ANAFİKİR ve açıklaması : Kötü arkadaş kişiyi ölüme kadar götürür. Arkadaşın kişiye etkisi oldukça büyüktür. Kişinin değerlendirilmesi arkadaşına göre yapılır. Bu nedenle arkadaş seçiminde dikkatli olunmalı, gerçek arkadaş ile gerçek olmayıp çıkarı için bizimle arkadaşlık kuranlar birbirlerinden ayırt edilebilmelidir. Çünkü kötü arkadaşın açacağı yaraları, yaratacağı olumsuz durumları gidermek pek kolay olmamaktadır. İyi arkadaş kişiye en büyük değeri kazandırabildiği gibi kötü arkadaş da kişiyi ölüme kadar sürükleyebilir.

DEYİMLER

  • *** aksi şeytan
    işler yolunda gitmediği zaman “ne kadar ilgisiz, münasebetsiz” anlamında kullanılan bir söz.
  • *** (birinde) şeytan tüyü olmak
    kendini herkese kolaylıkla sevdirme özelliği bulunmak: “Bende şeytan tüyü vardır.” -H. R. Gürpınar.

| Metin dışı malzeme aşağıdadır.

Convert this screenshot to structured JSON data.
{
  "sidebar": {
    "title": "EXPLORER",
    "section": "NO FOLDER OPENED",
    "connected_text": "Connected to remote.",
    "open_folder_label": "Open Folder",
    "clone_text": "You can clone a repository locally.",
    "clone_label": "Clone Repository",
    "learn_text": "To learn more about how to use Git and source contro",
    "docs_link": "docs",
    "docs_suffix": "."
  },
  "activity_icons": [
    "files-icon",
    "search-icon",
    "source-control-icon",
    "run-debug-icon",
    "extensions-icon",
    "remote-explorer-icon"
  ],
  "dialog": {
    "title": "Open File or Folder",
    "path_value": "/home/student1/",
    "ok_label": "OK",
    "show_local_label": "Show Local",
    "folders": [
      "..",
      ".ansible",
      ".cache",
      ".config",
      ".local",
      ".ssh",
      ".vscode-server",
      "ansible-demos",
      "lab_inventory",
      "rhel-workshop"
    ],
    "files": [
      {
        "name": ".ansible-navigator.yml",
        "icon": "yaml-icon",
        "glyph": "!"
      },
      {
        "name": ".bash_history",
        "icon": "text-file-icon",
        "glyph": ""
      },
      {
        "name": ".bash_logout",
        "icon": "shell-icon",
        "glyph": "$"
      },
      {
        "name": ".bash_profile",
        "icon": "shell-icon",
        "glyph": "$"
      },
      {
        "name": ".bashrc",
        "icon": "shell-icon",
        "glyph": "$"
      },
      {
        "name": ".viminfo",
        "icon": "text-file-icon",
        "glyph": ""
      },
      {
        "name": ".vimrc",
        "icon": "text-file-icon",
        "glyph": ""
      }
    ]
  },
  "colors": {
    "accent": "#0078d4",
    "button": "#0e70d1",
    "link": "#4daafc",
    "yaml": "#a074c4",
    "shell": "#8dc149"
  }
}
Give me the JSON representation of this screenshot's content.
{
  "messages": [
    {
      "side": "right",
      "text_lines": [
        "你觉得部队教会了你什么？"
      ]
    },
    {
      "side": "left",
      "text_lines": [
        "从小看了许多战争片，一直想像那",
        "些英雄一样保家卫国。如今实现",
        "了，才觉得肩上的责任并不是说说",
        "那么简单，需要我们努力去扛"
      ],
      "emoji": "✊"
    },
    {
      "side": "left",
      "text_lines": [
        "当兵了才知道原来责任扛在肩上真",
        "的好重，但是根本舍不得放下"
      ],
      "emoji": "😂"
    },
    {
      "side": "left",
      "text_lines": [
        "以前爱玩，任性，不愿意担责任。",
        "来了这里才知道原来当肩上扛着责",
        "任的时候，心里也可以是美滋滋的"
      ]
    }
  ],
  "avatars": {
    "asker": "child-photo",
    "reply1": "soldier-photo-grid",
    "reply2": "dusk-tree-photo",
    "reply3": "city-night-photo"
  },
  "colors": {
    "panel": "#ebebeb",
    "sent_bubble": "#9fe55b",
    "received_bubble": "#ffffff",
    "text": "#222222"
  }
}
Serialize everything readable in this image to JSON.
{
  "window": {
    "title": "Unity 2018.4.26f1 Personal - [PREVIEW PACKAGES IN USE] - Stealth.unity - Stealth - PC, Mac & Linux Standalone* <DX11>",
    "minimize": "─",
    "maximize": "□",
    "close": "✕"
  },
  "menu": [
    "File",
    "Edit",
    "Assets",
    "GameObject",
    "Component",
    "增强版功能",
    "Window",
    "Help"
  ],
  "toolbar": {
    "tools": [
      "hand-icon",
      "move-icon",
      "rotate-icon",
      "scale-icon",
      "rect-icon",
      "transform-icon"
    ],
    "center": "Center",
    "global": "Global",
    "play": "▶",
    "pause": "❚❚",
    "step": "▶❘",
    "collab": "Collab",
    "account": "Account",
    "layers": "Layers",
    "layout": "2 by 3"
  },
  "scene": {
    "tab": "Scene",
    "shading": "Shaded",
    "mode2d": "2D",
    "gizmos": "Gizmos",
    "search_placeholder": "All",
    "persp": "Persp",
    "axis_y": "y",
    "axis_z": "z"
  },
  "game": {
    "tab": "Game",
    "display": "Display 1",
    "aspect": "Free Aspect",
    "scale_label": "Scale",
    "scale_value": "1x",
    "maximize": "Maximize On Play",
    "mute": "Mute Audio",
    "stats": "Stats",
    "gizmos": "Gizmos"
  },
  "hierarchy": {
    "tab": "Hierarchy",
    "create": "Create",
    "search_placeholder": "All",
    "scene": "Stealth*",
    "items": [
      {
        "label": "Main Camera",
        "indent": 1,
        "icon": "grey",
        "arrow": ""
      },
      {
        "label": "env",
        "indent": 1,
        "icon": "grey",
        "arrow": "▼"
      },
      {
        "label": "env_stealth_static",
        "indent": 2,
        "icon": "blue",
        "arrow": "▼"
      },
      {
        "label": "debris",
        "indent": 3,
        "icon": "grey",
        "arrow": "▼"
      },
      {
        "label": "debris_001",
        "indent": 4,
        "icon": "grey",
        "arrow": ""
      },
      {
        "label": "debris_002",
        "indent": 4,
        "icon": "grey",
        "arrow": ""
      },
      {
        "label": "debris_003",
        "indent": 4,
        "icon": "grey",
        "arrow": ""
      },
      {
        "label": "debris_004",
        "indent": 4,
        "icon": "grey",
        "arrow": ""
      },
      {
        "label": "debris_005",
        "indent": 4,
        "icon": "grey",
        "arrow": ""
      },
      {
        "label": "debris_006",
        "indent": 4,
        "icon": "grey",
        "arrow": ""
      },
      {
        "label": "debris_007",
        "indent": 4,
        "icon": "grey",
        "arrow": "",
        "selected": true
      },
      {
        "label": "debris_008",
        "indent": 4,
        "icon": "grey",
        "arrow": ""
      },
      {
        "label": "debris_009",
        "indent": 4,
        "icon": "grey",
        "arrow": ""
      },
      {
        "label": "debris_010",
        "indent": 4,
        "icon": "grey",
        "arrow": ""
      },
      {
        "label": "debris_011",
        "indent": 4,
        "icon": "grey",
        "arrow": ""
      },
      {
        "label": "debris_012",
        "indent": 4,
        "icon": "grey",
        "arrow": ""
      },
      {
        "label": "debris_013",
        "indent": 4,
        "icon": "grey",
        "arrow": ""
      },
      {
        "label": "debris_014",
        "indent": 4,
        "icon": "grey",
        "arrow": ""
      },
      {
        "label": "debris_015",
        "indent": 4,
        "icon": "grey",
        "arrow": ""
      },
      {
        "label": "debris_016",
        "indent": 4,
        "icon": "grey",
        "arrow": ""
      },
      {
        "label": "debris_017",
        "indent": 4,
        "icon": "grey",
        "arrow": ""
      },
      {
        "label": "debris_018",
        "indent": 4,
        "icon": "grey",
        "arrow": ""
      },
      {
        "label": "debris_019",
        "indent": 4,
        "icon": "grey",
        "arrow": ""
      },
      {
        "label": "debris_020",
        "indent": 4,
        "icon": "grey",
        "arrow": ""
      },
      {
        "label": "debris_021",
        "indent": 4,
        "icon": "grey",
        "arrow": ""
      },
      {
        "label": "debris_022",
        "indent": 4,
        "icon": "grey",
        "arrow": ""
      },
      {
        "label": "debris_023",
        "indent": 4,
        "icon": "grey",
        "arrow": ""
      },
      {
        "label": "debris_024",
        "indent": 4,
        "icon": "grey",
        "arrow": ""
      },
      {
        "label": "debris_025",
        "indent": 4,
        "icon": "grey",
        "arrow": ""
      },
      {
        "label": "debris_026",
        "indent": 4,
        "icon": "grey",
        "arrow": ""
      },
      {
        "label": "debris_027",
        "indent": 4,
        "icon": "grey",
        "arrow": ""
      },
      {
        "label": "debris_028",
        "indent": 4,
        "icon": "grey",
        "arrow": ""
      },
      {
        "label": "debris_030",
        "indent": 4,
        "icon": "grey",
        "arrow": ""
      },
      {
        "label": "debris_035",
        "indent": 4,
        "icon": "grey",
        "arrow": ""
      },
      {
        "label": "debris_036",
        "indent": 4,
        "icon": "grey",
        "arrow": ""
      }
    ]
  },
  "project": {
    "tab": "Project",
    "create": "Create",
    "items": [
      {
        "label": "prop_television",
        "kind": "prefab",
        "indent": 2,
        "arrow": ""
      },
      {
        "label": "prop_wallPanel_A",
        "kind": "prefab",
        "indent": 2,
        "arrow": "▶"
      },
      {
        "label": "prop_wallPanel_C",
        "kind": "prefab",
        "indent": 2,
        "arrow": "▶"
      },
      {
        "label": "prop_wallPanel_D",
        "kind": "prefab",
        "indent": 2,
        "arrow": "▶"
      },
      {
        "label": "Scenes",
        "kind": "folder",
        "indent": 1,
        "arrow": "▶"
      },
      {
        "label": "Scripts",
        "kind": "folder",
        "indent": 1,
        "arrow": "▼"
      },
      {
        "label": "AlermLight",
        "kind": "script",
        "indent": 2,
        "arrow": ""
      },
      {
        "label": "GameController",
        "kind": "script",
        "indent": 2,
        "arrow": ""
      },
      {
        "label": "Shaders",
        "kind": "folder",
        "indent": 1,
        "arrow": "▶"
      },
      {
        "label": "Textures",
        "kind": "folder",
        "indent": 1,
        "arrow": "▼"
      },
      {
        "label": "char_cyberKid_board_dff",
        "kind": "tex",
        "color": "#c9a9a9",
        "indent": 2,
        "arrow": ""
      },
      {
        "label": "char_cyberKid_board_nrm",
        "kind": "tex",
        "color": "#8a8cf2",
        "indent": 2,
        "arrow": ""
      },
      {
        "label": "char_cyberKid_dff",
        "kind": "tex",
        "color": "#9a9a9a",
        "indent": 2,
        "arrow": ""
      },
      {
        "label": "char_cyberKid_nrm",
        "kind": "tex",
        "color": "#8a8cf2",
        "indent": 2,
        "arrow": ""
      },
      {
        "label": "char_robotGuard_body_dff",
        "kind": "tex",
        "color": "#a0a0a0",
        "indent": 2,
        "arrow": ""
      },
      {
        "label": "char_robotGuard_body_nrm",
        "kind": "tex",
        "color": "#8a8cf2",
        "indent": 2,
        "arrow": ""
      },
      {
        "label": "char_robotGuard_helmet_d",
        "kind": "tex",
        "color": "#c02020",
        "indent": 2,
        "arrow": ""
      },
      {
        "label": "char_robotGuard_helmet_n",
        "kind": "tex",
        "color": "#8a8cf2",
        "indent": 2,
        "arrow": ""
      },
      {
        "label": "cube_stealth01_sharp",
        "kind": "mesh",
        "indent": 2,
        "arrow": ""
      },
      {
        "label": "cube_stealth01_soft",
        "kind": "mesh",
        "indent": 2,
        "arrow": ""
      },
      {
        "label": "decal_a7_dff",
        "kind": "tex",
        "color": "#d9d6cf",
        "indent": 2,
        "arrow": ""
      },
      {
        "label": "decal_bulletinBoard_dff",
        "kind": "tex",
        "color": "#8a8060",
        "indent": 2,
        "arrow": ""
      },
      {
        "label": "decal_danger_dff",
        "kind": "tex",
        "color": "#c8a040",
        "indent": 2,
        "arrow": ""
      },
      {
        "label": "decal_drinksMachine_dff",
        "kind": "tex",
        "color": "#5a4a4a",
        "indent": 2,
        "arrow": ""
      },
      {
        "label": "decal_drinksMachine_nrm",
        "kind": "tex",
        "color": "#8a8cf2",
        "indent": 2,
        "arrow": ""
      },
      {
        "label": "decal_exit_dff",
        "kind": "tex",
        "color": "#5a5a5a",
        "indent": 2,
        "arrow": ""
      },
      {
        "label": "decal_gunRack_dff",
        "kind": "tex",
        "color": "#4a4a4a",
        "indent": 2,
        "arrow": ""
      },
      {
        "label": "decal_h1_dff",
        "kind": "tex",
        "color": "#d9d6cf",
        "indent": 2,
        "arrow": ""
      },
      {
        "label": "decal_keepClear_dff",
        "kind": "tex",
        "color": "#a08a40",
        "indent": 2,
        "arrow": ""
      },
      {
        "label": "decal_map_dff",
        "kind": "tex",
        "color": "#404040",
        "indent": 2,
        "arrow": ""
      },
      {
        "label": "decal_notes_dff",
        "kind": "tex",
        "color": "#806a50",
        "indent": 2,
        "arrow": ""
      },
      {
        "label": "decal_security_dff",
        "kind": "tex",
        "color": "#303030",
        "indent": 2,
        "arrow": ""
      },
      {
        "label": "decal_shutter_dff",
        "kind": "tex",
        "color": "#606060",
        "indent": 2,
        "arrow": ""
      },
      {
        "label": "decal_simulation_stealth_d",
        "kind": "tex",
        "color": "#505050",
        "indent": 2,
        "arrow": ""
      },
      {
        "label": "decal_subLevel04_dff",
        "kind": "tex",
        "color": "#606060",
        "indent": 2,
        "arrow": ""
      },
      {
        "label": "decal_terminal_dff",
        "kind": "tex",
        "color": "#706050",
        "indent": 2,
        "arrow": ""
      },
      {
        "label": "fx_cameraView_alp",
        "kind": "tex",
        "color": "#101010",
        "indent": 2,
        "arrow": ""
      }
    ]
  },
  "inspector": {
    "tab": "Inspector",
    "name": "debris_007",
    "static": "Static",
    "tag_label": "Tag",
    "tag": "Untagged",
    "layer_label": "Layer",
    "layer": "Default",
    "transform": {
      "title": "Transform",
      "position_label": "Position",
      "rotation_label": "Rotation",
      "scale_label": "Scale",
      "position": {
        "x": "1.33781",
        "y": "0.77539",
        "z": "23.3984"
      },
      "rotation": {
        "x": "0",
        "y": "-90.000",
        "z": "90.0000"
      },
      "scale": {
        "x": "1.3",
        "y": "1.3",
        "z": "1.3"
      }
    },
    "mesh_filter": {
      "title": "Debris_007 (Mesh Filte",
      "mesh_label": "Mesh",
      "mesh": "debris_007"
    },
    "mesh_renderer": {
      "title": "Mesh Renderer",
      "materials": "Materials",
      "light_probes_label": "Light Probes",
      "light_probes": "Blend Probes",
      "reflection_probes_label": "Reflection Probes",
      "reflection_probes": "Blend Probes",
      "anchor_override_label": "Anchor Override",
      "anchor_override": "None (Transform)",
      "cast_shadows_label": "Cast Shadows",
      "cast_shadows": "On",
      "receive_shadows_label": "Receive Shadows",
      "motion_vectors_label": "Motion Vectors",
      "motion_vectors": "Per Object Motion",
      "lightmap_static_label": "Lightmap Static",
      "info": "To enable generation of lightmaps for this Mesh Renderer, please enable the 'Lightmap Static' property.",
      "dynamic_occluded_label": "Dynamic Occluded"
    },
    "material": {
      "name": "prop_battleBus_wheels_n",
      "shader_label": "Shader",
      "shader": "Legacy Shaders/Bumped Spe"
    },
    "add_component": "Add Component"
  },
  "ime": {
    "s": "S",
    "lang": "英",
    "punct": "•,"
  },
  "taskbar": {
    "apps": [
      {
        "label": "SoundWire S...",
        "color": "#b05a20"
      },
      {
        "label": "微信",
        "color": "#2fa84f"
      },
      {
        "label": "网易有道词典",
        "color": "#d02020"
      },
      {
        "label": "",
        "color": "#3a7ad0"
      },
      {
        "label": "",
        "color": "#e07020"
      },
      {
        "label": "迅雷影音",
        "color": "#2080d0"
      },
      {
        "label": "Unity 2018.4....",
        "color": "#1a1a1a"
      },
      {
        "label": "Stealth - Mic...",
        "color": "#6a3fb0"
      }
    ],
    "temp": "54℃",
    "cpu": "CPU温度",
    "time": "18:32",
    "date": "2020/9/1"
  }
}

  • *** (birinden) şeytan elini çekmiş
    uygunsuz bir iş yapacak veya kötülük düşünecek durumu olmayan çok yaşlı kimseler için kullanılan bir söz.
  • *** cin olmadan şeytan (adam) çarpmak
    gücünün üstündeki işleri başarmaya kalkışmak.
  • *** şeytan aldatmak
    1) bazı davranışlarda iradeli, güçlü davranamamak, nefsine uymak; 2) uyku hâlindeyken meni boşalmak, düş azmak: “O gecenin sabahı şeytanın aldattığı vücudunu soğuk suda temizlerdi.” -S. F. Abasıyanık.
  • *** şeytan azapta gerek
    “sevilmeyen bir kimse zorluk içinde kaldığında bunu hak etmiştir” anlamında kullanılan bir söz.
  • *** şeytan diyor ki
    yapılmaması gereken bir davranışı yapma isteği duyulduğunda söylenen bir söz: “Gül tenli, kor dudaklı, kömür sürmeli / şeytan diyor ki sarmalı, yüz kere öpmeli” -Y. K. Beyatlı.
  • *** şeytan dürtmek
    durup dururken uygunsuz, kötü bir davranışta bulunmak: “Ama çocukluk işte, şeytan dürttü, ya herrü ya merrü diyerek birden yukarı baktım.” -H. Taner.
  • *** şeytan geçmiş gibi
    birkaç kişinin konuştuğu sırada kısa bir süre sessizlik olması durumunda kullanılan bir söz.
  • *** şeytan geçti
    şeytan geçmiş gibi.
  • *** şeytan gibi
    çok zeki ve kurnaz.
  • *** şeytan görsün yüzünü
    sevilmeyen, görmek bile istenilmeyen kimse için söylenen bir söz.
*** şeytan kandırmak
düş azmak, şeytan aldatmak.
  • *** şeytan kulağına kurşun
    hlk. aksama ihtimali bulunan durum veya işler düzenli gittiğinde “nazar değmesin” anlamında söylenen bir söz: şeytan kulağına kurşun, hiçbirimiz hasta olmadık.
  • *** şeytana külahı (pabucu) ters giydirmek
    çok kurnaz olmak: “Fakat aynı zamanda, şeytana külahı ters giydirecek kadar açıkgöz ve kurnazdı.” -R. N. Güntekin.
  • *** şeytana parmak ısırtmak
    çok kötü ve çirkin bir şey yapmak.
  • *** şeytana uymak
    kötü bir şey yapma isteğine kapılmak.
  • *** şeytanın arka bacağı (kıç bacağı veya art ayağı)
    çok akıllı ve yaramaz (çocuk).
  • *** şeytanın bacağını (ayağını) kırmak
    1) herhangi bir sebeple yapılmayan bir işe başlamak veya gidilmeyen bir yere gitmek; 2) uğursuzluğu, şanssızlığı, aksiliği yenmek.
  • *** kör şeytandan bulmak
    kaderi kötü olmak.
  • *** şeytanın gör dediği
    başkalarının göremediği, farkına varamadığı incelikler veya gerçekler.
  • *** şeytanın işi yok
    “ne hikmetse, aksilik bu ya” anlamında kullanılan bir söz.
  • *** şeytanın yattığı yeri bilmek
    bilinmesi ve hatırlanması güç şeyleri bilmek, çok kurnaz ve açıkgöz olmak.
  • *** yüzünü şeytan görsün
    sevilmeyen bir kimseye karşı duyulan nefreti belirtmek için kullanılan bir söz.